4.7.3 Enhanced Power Control
When in enhanced power control (EPC) mode, the MS shall for uplink power control obey either the EPC Uplink Power Control Commands or the Ordered MS Power Level. This is controlled by signalling via the SACCH L1 header in the downlink (see 3GPP TS 44.004) and during channel assignment (see 3GPP TS 44.018). The type of power control commands to be obeyed by the MS during one SACCH period is determined by what is signalled in the L1 header during the previous SACCH period and, before any SACCH block has been correctly decoded, by what is signalled during channel assignment.
NOTE: This signalling via the SACCH L1 header and during channel assignment only controls the uplink power control mechanism. In A/Gb mode, EPC measurement procedures shall always be followed by the MS when on a TCH or O-TCH in EPC mode. Similarly in Iu mode, EPC measurement procedures shall always be followed by the MS when on a DBPSCH in EPC mode.
When the MS is ordered to obey the Ordered MS Power Level, the timing according to subclause 4.7.1 applies.
When the MS is ordered to obey the EPC Uplink Power Control Command, it shall, upon receipt of an EPC Uplink Power Control Command on an EPCCH in the downlink, change to the new power level on the corresponding uplink channel at the first TDMA frame belonging to the next EPC reporting period (as specified in subclause 8.4.1b).
4.8 Dedicated channels used for a voice group call or voice broadcast
The network shall not allocate the uplink of the channel used for a voice group call to more than one MS. If marked busy, no other MS shall transmit on the channel. This marking is indicated by the network, as defined in 3GPP TS 43.068 and 3GPP TS 44.018. Any MS allocated the uplink of a channel used for a voice group call shall only transmit if the uplink is marked busy, and shall stop using the uplink if it happens to become marked free.
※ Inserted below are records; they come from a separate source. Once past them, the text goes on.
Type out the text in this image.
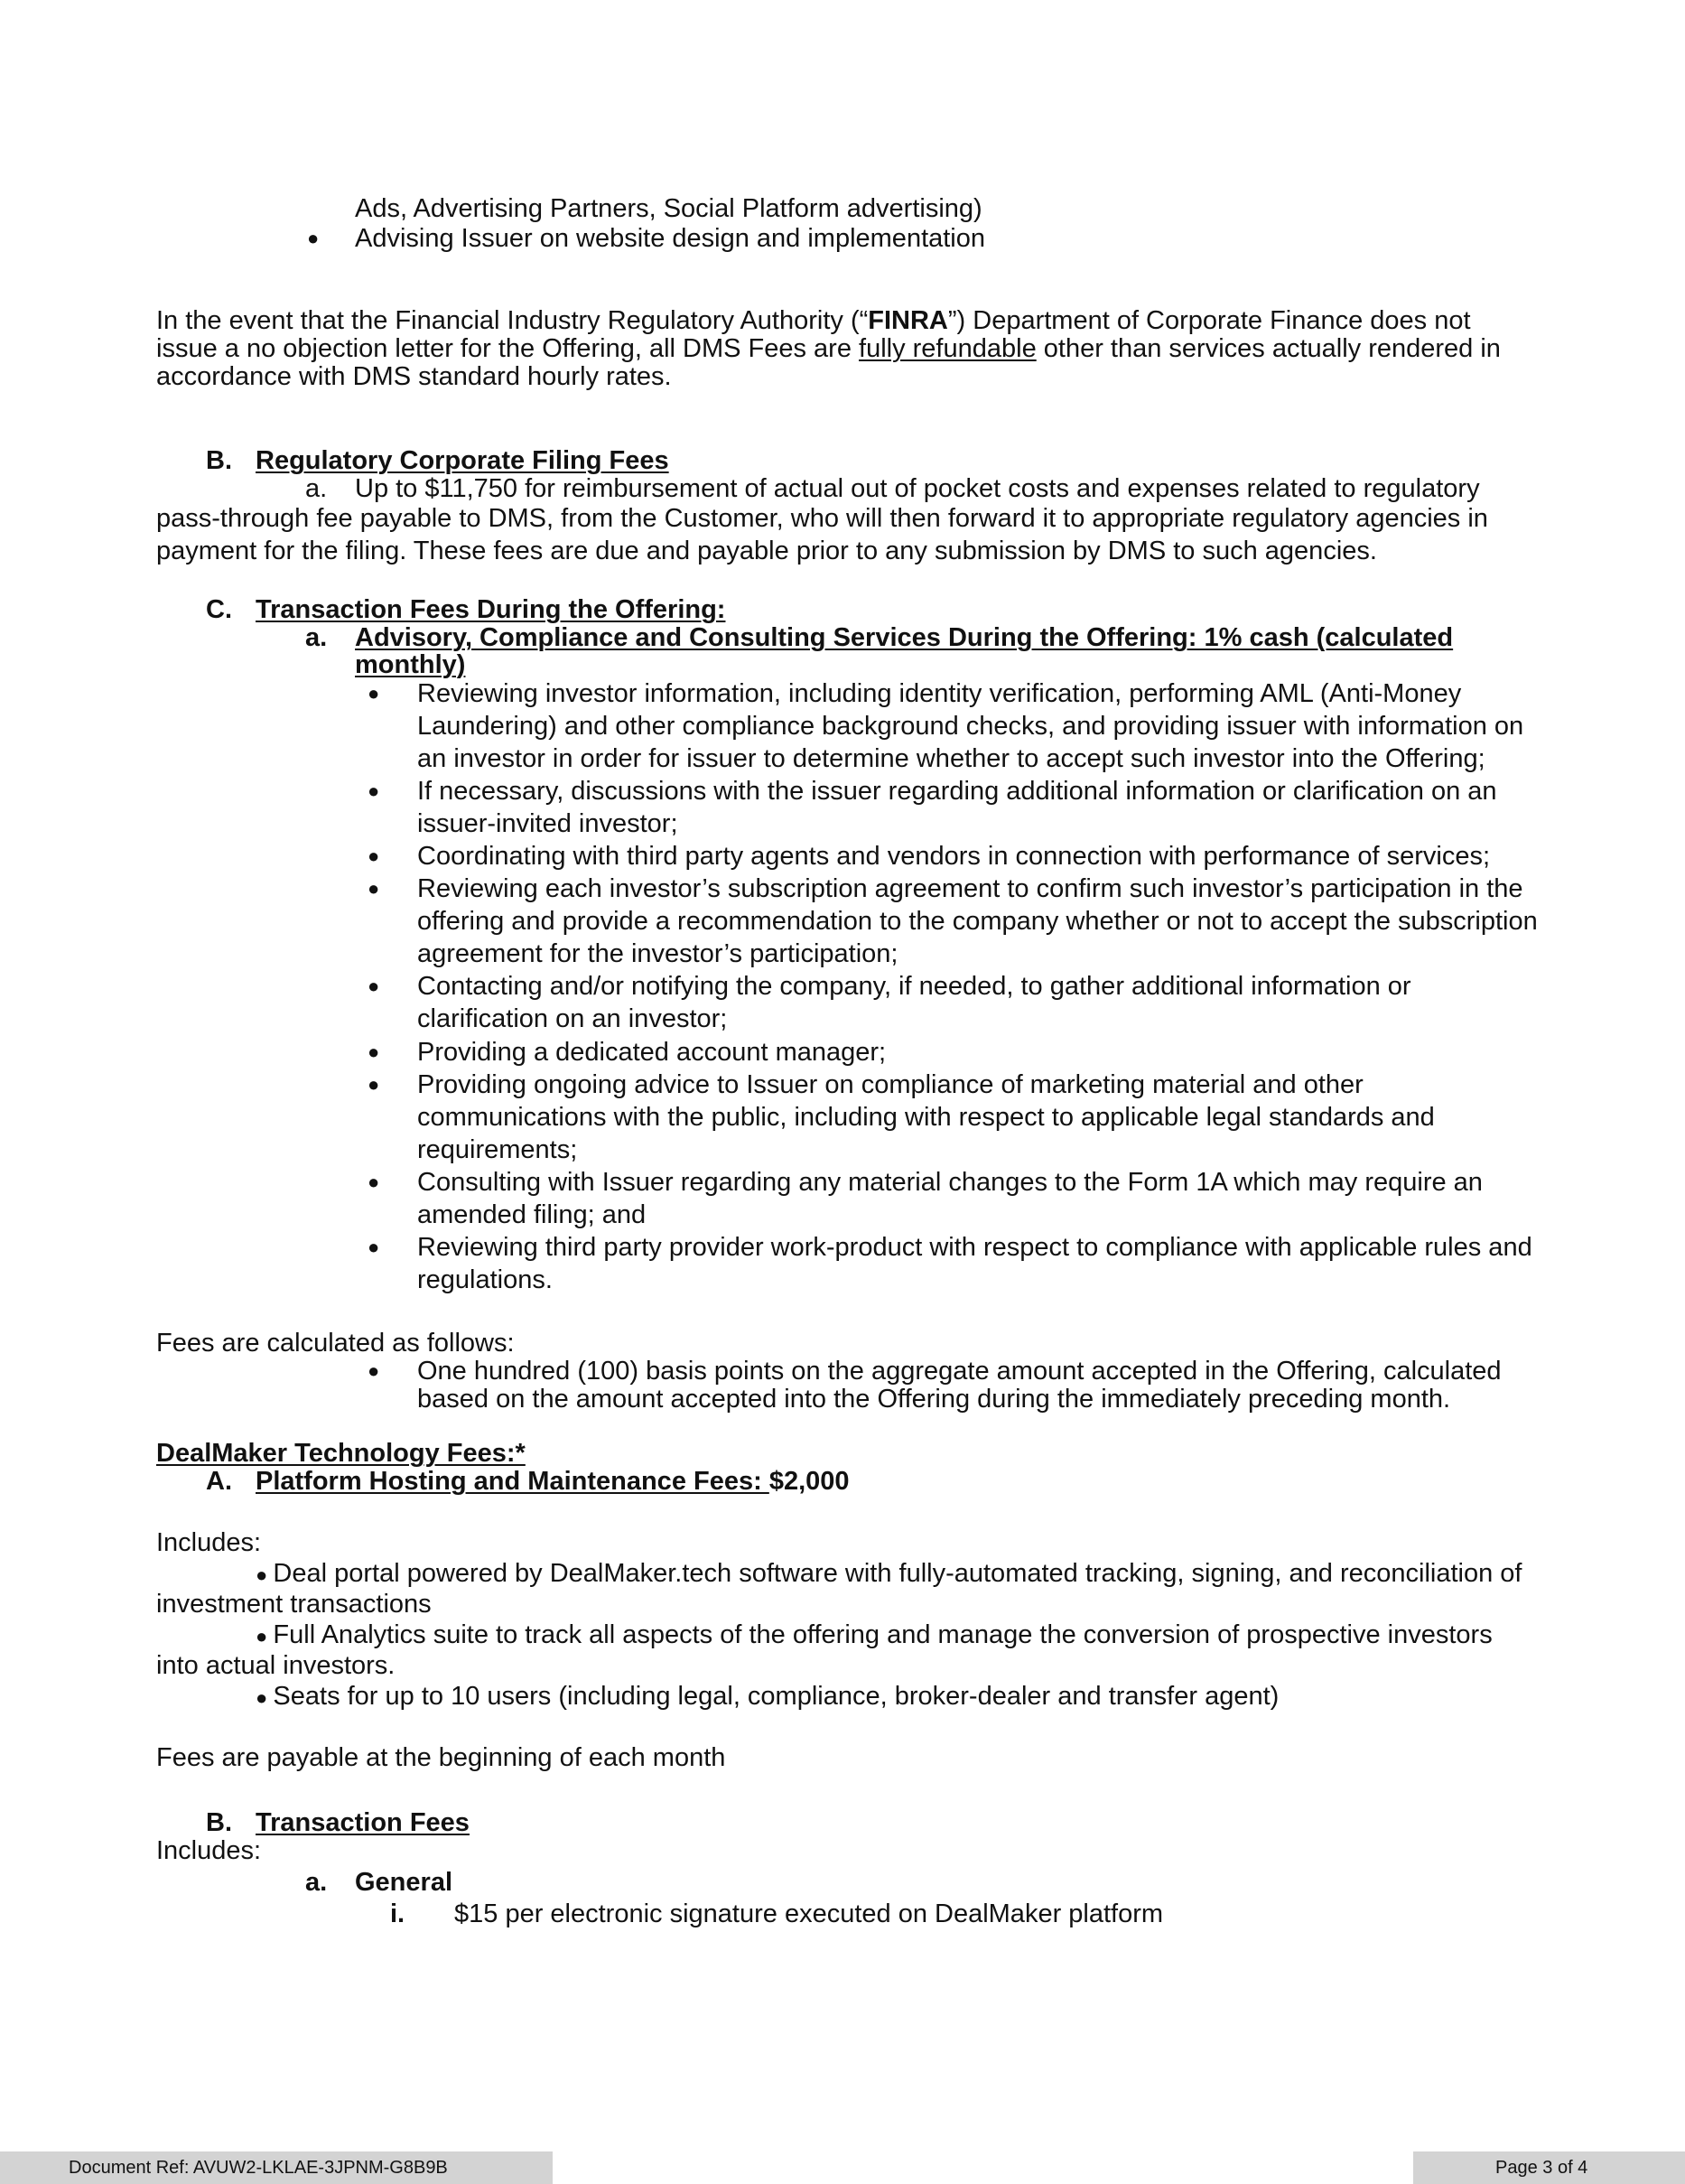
Ads, Advertising Partners, Social Platform advertising)
● Advising Issuer on website design and implementation
In the event that the Financial Industry Regulatory Authority (“FINRA”) Department of Corporate Finance does not
issue a no objection letter for the Offering, all DMS Fees are fully refundable other than services actually rendered in
accordance with DMS standard hourly rates.
B. Regulatory Corporate Filing Fees
a. Up to $11,750 for reimbursement of actual out of pocket costs and expenses related to regulatory
pass-through fee payable to DMS, from the Customer, who will then forward it to appropriate regulatory agencies in
payment for the filing. These fees are due and payable prior to any submission by DMS to such agencies.
C. Transaction Fees During the Offering:
a. Advisory, Compliance and Consulting Services During the Offering: 1% cash (calculated
monthly)
● Reviewing investor information, including identity verification, performing AML (Anti-Money
Laundering) and other compliance background checks, and providing issuer with information on
an investor in order for issuer to determine whether to accept such investor into the Offering;
● If necessary, discussions with the issuer regarding additional information or clarification on an
issuer-invited investor;
● Coordinating with third party agents and vendors in connection with performance of services;
● Reviewing each investor’s subscription agreement to confirm such investor’s participation in the
offering and provide a recommendation to the company whether or not to accept the subscription
agreement for the investor’s participation;
● Contacting and/or notifying the company, if needed, to gather additional information or
clarification on an investor;
● Providing a dedicated account manager;
● Providing ongoing advice to Issuer on compliance of marketing material and other
communications with the public, including with respect to applicable legal standards and
requirements;
● Consulting with Issuer regarding any material changes to the Form 1A which may require an
amended filing; and
● Reviewing third party provider work-product with respect to compliance with applicable rules and
regulations.
Fees are calculated as follows:
● One hundred (100) basis points on the aggregate amount accepted in the Offering, calculated
based on the amount accepted into the Offering during the immediately preceding month.
DealMaker Technology Fees:*
A. Platform Hosting and Maintenance Fees: $2,000
Includes:
● Deal portal powered by DealMaker.tech software with fully-automated tracking, signing, and reconciliation of
investment transactions
● Full Analytics suite to track all aspects of the offering and manage the conversion of prospective investors
into actual investors.
● Seats for up to 10 users (including legal, compliance, broker-dealer and transfer agent)
Fees are payable at the beginning of each month
B. Transaction Fees
Includes:
a. General
i. $15 per electronic signature executed on DealMaker platform
Document Ref: AVUW2-LKLAE-3JPNM-G8B9B	Page 3 of 4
An MS not allocated the uplink may perform a random access procedure on the uplink to gain access to talk, only if the uplink is marked as free.
On a channel used during a voice group call, the uplink power control shall only apply to the MS currently allocated that uplink, and the MS power control level ordered by the network shall be ignored by all other MSs listening to the downlink.
When performing a random access on a cell to gain access to the uplink of a channel used for a voice group call, until receiving the first dedicated power command from the network, the MS shall use the last received power level command as defined by the MS_TXPWR_MAX_CCH parameter broadcast on the BCCH of the cell, or if MS_TXPWR_MAX_CCH corresponds to a power control level not supported by the MS as defined by its power class in 3GPP TS 45.005, the MS shall act as though the closest supported power control level had been broadcast.
RF downlink power control will normally not be applied on channels used for a voice group call or voice broadcast.